The government is quick to sue critics under harsh criminal defamation laws. In May 2006, for example, Prime Minister Lee Hsien Loong and his father filed criminal charges against the publishers of opposition newspaper the New Democrat, which is put out several times a year by a committee of the Singapore Democratic Party. The lawsuit stemmed from an unsigned story that described the ruling party's handling of a corruption scandal at the National Kidney Foundation as "secretive and non-accountable." Foreign media in Singapore are also subject to restrictive laws. In August, after the Far Eastern Economic Review published an interview with opposition party leader Chee Soon Juan, it and four other foreign publications were advised that they needed to post bonds and appoint legal representatives in order to continue to operate in Singapore. When the Far Eastern Economic Review did not comply, its circulation permit was revoked, effectively banning the publication.

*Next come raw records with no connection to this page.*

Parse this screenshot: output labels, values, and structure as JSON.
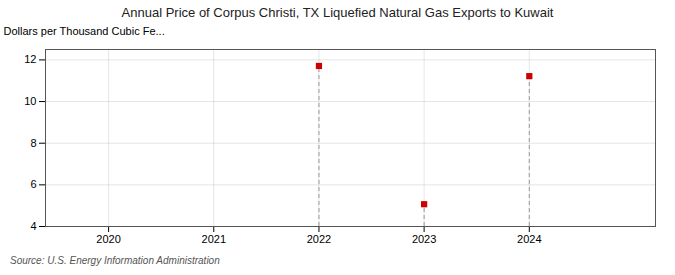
{
  "chart_data": {
    "type": "scatter",
    "title": "Annual Price of Corpus Christi, TX Liquefied Natural Gas Exports to Kuwait",
    "ylabel": "Dollars per Thousand Cubic Fe...",
    "source": "Source: U.S. Energy Information Administration",
    "x": [
      2022,
      2023,
      2024
    ],
    "values": [
      11.71,
      5.07,
      11.22
    ],
    "color": "#cc0000",
    "marker": "square",
    "xlim": [
      2019.4,
      2025.2
    ],
    "ylim": [
      4,
      12.5
    ],
    "xticks": [
      2020,
      2021,
      2022,
      2023,
      2024
    ],
    "yticks": [
      4,
      6,
      8,
      10,
      12
    ],
    "grid": true
  }
}
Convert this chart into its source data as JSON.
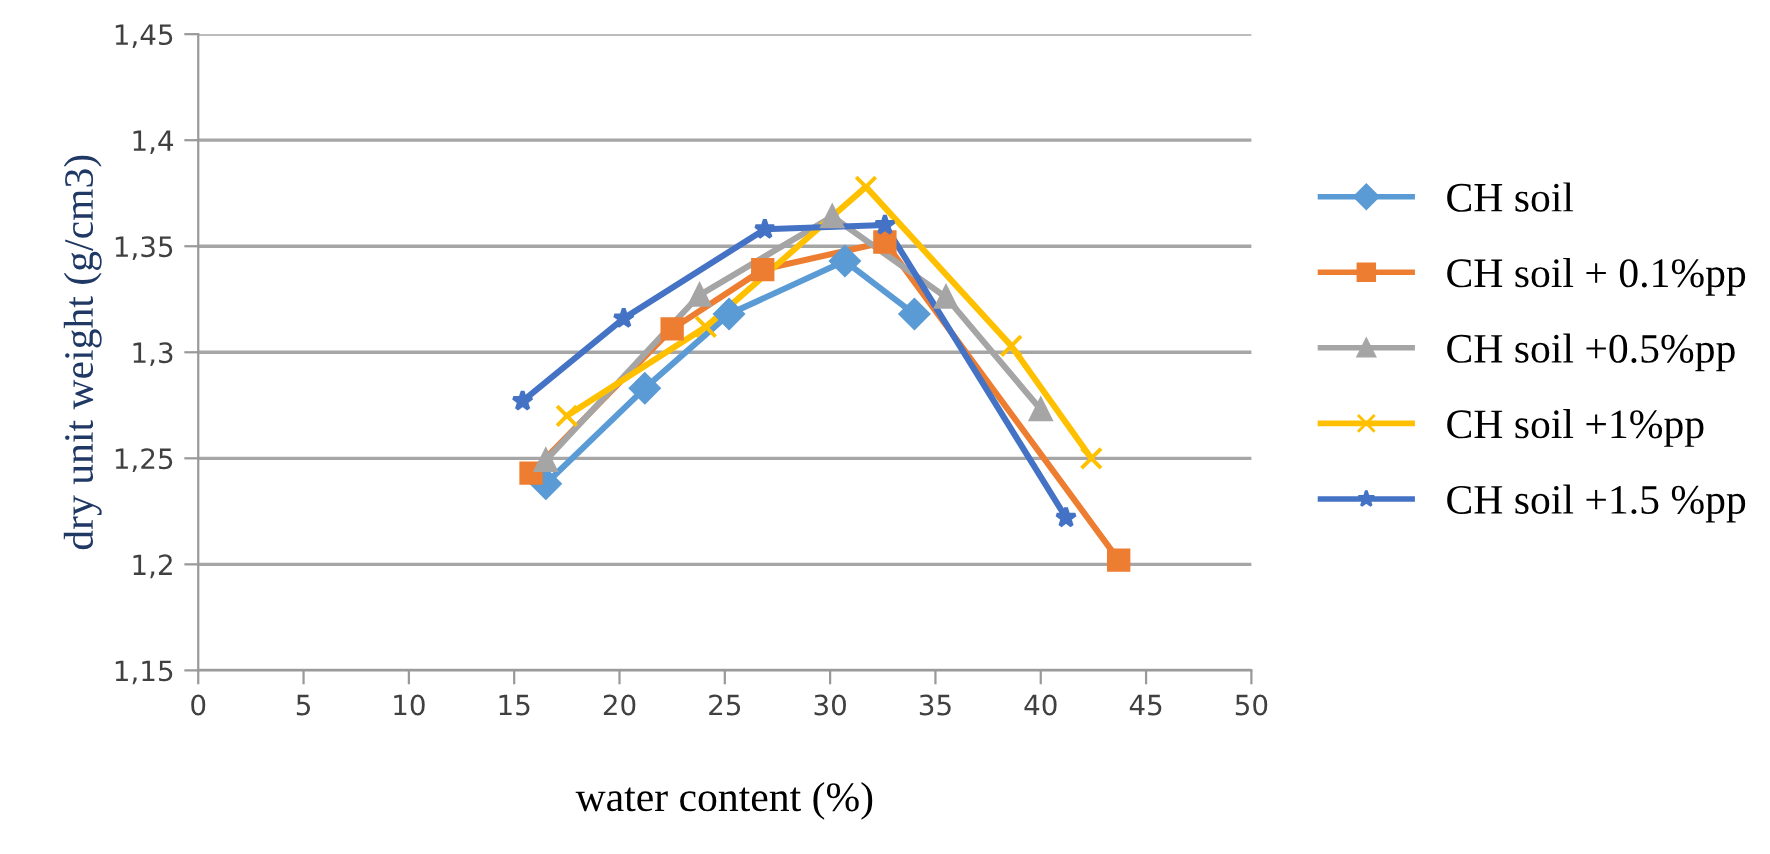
{
  "chart_data": {
    "type": "line",
    "xlabel": "water content (%)",
    "ylabel": "dry unit weight (g/cm3)",
    "xlim": [
      0,
      50
    ],
    "xticks": [
      0,
      5,
      10,
      15,
      20,
      25,
      30,
      35,
      40,
      45,
      50
    ],
    "ylim": [
      1.15,
      1.45
    ],
    "yticks": [
      {
        "value": 1.15,
        "label": "1,15"
      },
      {
        "value": 1.2,
        "label": "1,2"
      },
      {
        "value": 1.25,
        "label": "1,25"
      },
      {
        "value": 1.3,
        "label": "1,3"
      },
      {
        "value": 1.35,
        "label": "1,35"
      },
      {
        "value": 1.4,
        "label": "1,4"
      },
      {
        "value": 1.45,
        "label": "1,45"
      }
    ],
    "grid": "y",
    "legend": "right",
    "line_style": "solid",
    "series": [
      {
        "name": "CH soil",
        "color": "#5b9bd5",
        "marker": "diamond",
        "x": [
          16.5,
          21.2,
          25.2,
          30.7,
          34.0
        ],
        "values": [
          1.238,
          1.283,
          1.318,
          1.343,
          1.318
        ]
      },
      {
        "name": "CH soil + 0.1%pp",
        "color": "#ed7d31",
        "marker": "square",
        "x": [
          15.8,
          22.5,
          26.8,
          32.6,
          43.7
        ],
        "values": [
          1.243,
          1.311,
          1.339,
          1.352,
          1.202
        ]
      },
      {
        "name": "CH soil +0.5%pp",
        "color": "#a5a5a5",
        "marker": "triangle",
        "x": [
          16.5,
          23.8,
          30.1,
          35.5,
          40.0
        ],
        "values": [
          1.249,
          1.327,
          1.364,
          1.326,
          1.273
        ]
      },
      {
        "name": "CH soil +1%pp",
        "color": "#ffc000",
        "marker": "cross",
        "x": [
          17.5,
          24.1,
          31.7,
          38.6,
          42.4
        ],
        "values": [
          1.27,
          1.312,
          1.378,
          1.303,
          1.25
        ]
      },
      {
        "name": "CH soil +1.5 %pp",
        "color": "#4472c4",
        "marker": "star",
        "x": [
          15.4,
          20.2,
          26.9,
          32.6,
          41.2
        ],
        "values": [
          1.277,
          1.316,
          1.358,
          1.36,
          1.222
        ]
      }
    ]
  }
}
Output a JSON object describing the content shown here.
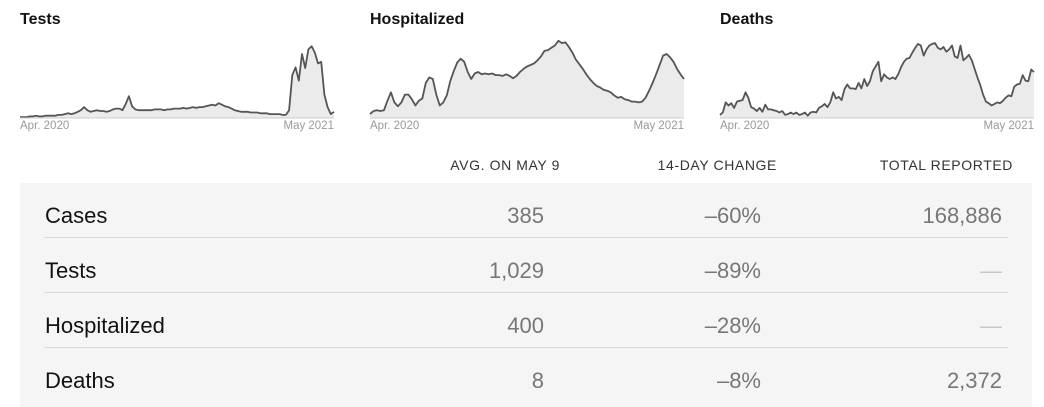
{
  "charts": [
    {
      "title": "Tests",
      "start_label": "Apr. 2020",
      "end_label": "May 2021"
    },
    {
      "title": "Hospitalized",
      "start_label": "Apr. 2020",
      "end_label": "May 2021"
    },
    {
      "title": "Deaths",
      "start_label": "Apr. 2020",
      "end_label": "May 2021"
    }
  ],
  "chart_data": [
    {
      "type": "area",
      "title": "Tests",
      "x_range": [
        "Apr. 2020",
        "May 2021"
      ],
      "y_range": [
        0,
        100
      ],
      "values": [
        1,
        1,
        1,
        2,
        2,
        3,
        2,
        2,
        3,
        3,
        3,
        3,
        4,
        4,
        5,
        6,
        5,
        6,
        8,
        10,
        14,
        10,
        8,
        9,
        10,
        9,
        9,
        8,
        9,
        11,
        12,
        12,
        10,
        18,
        28,
        15,
        11,
        10,
        10,
        10,
        10,
        10,
        11,
        11,
        11,
        10,
        11,
        11,
        12,
        12,
        12,
        13,
        12,
        13,
        14,
        13,
        14,
        14,
        15,
        16,
        17,
        16,
        19,
        17,
        15,
        14,
        12,
        10,
        9,
        8,
        8,
        8,
        7,
        7,
        7,
        6,
        6,
        6,
        5,
        5,
        5,
        5,
        4,
        4,
        10,
        55,
        65,
        48,
        82,
        64,
        88,
        92,
        84,
        70,
        72,
        30,
        14,
        5,
        8
      ]
    },
    {
      "type": "area",
      "title": "Hospitalized",
      "x_range": [
        "Apr. 2020",
        "May 2021"
      ],
      "y_range": [
        0,
        100
      ],
      "values": [
        5,
        9,
        10,
        9,
        10,
        22,
        33,
        20,
        15,
        20,
        30,
        30,
        24,
        16,
        22,
        25,
        45,
        52,
        50,
        30,
        16,
        20,
        29,
        47,
        60,
        71,
        76,
        72,
        59,
        50,
        57,
        59,
        56,
        57,
        56,
        57,
        55,
        55,
        54,
        56,
        54,
        51,
        54,
        59,
        63,
        66,
        68,
        70,
        74,
        79,
        86,
        87,
        90,
        93,
        99,
        96,
        97,
        91,
        84,
        75,
        69,
        63,
        56,
        50,
        45,
        41,
        39,
        36,
        35,
        33,
        29,
        26,
        27,
        24,
        23,
        21,
        21,
        20,
        21,
        26,
        35,
        45,
        56,
        68,
        80,
        82,
        78,
        72,
        63,
        56,
        50
      ]
    },
    {
      "type": "area",
      "title": "Deaths",
      "x_range": [
        "Apr. 2020",
        "May 2021"
      ],
      "y_range": [
        0,
        100
      ],
      "values": [
        4,
        7,
        20,
        16,
        19,
        13,
        21,
        22,
        23,
        33,
        26,
        14,
        12,
        9,
        13,
        8,
        17,
        11,
        11,
        10,
        9,
        7,
        9,
        4,
        5,
        7,
        5,
        7,
        4,
        5,
        7,
        3,
        7,
        8,
        7,
        13,
        15,
        18,
        14,
        20,
        33,
        25,
        27,
        23,
        37,
        43,
        38,
        38,
        37,
        45,
        38,
        50,
        41,
        47,
        60,
        66,
        72,
        47,
        56,
        52,
        50,
        52,
        50,
        56,
        65,
        72,
        76,
        77,
        84,
        90,
        95,
        93,
        80,
        88,
        93,
        95,
        96,
        90,
        88,
        91,
        85,
        88,
        93,
        79,
        77,
        93,
        74,
        77,
        81,
        74,
        63,
        52,
        42,
        30,
        21,
        19,
        16,
        18,
        20,
        19,
        22,
        26,
        29,
        28,
        40,
        43,
        44,
        55,
        48,
        47,
        62,
        59
      ]
    }
  ],
  "table": {
    "headers": {
      "avg": "AVG. ON MAY 9",
      "change": "14-DAY CHANGE",
      "total": "TOTAL REPORTED"
    },
    "rows": [
      {
        "name": "Cases",
        "avg": "385",
        "change": "–60%",
        "total": "168,886"
      },
      {
        "name": "Tests",
        "avg": "1,029",
        "change": "–89%",
        "total": "—"
      },
      {
        "name": "Hospitalized",
        "avg": "400",
        "change": "–28%",
        "total": "—"
      },
      {
        "name": "Deaths",
        "avg": "8",
        "change": "–8%",
        "total": "2,372"
      }
    ]
  },
  "colors": {
    "line": "#555555",
    "area": "#ebebeb",
    "table_bg": "#f5f5f5",
    "value_text": "#777777"
  }
}
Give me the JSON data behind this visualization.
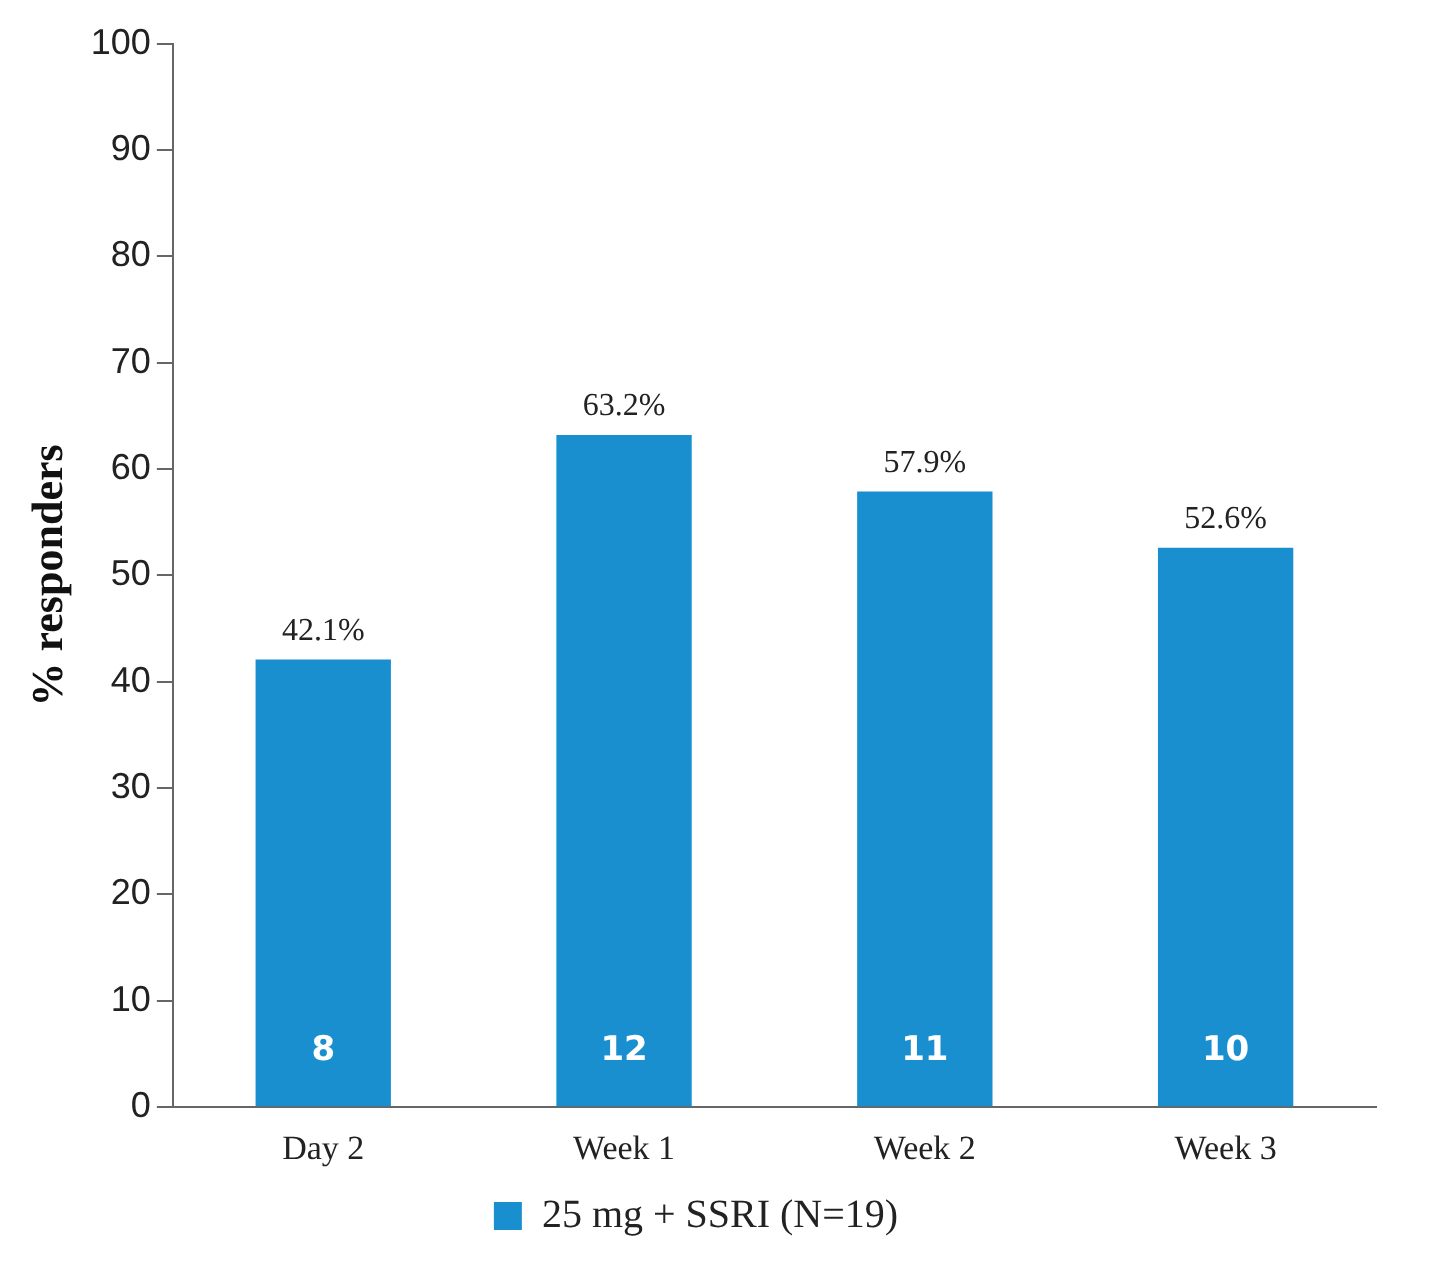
{
  "chart_data": {
    "type": "bar",
    "ylabel": "% responders",
    "categories": [
      "Day 2",
      "Week 1",
      "Week 2",
      "Week 3"
    ],
    "series": [
      {
        "name": "25 mg + SSRI (N=19)",
        "color": "#1a8fd0",
        "values": [
          42.1,
          63.2,
          57.9,
          52.6
        ],
        "value_labels": [
          "42.1%",
          "63.2%",
          "57.9%",
          "52.6%"
        ]
      }
    ],
    "ylim": [
      0,
      100
    ],
    "yticks": [
      0,
      10,
      20,
      30,
      40,
      50,
      60,
      70,
      80,
      90,
      100
    ],
    "grid": false,
    "legend": "bottom",
    "annotations": [
      "8",
      "12",
      "11",
      "10"
    ]
  }
}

Meanwhile, in September the prime minister and his father filed defamation suits against it over the article.
Nearly all print and broadcast media outlets, internet service providers, and cable television services are either owned or controlled by the state or by companies with close ties to the ruling party. Annual licensing requirements for all media outlets, including political and religious websites, have been used to inhibit criticism of the government. Approximately 66 percent of the population accessed the internet in 2006. Nonetheless, the government restricts internet access, and Singapore has no tolerance for bloggers who challenge the government in any way. Prior to the May 6 parliamentary elections, the communications and arts minister warned bloggers and website managers that they did not have the right to back a particular candidate's program or to express opinions on political issues. The same rules were applied to other new media, including podcasting and videocasting. On April 26, the opposition Singapore Democratic Party was ordered to withdraw a podcast from its website. In June, popular blogger Lee Kin Mun, known online as Mr. Brown, was informed by the state-owned newspaper Today that his weekly column, which had satirized the high cost of living, would be suspended. On November 6, a judge ordered Yap Keng Ho, a member of the opposition, to remove from his blog a video of himself speaking in public during the general elections.